Paul, I suggest that you REALLY think this one through. The UK is in one heck of a mess at the moment. There are businesses going to the wall on a daily basis and the cost of living is really starting to bite. There are middle class families for the London surounding area who now use food banks. Its pretty dire. 

If your wife thinks that being a UK citizan is going to improve life she's she been reading **** Whittington and thinks the streets are paved with gold. There is little work about and what there is a happened to be either self employed so you get bearly anything with no benefit support or its temp hours and crazy shift work at minimum rate of pay. 
She might earn more in the UK but honestly you will be paying more as well. As and example petrol (gas) is 6.13 GBP a gallon (thats 9.37 USD) . The hourly rate in the UK is at the moment 6.31 (834 dinar)

Ive a feeling you may have been taken for a small but clear ride here because of the pressure to move here going on. 

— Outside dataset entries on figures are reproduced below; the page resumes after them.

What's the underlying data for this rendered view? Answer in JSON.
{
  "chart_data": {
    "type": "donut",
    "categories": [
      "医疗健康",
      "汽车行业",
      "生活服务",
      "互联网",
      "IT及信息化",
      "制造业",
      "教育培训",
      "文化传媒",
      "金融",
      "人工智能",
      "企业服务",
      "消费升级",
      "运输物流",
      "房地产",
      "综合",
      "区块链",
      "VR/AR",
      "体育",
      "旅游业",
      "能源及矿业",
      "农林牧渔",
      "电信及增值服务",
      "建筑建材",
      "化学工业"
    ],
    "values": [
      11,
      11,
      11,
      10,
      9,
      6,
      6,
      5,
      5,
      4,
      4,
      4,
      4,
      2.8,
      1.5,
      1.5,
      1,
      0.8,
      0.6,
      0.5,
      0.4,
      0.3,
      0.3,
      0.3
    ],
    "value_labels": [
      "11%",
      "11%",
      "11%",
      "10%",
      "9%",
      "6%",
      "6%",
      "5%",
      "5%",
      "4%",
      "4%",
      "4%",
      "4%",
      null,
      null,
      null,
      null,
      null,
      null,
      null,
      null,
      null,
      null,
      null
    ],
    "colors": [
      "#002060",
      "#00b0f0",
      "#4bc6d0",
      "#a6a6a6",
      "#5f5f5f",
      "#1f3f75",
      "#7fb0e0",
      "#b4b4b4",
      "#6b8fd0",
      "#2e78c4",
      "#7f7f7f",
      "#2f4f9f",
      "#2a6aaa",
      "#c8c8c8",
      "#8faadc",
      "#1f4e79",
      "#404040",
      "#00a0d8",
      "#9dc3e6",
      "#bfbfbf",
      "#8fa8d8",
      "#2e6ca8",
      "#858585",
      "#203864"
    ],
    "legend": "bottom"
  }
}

If your business is going well stick with it for now. If you move you'll have to start all over, the money will NOT be there (and you will not get benefits from DWP because youve been out of NI compliance for so long) and at the moment there is alot of talking about imigration and what they will be allowed and not allowed to do. As you W is not a UK/Eurpean citizan there will be some support as your wife, these are minimal. You really need to speak to the UK consolate and check what you can and cannot do. I suspect that your W may not be allowed to just walk in on her passport and start working etc.


----------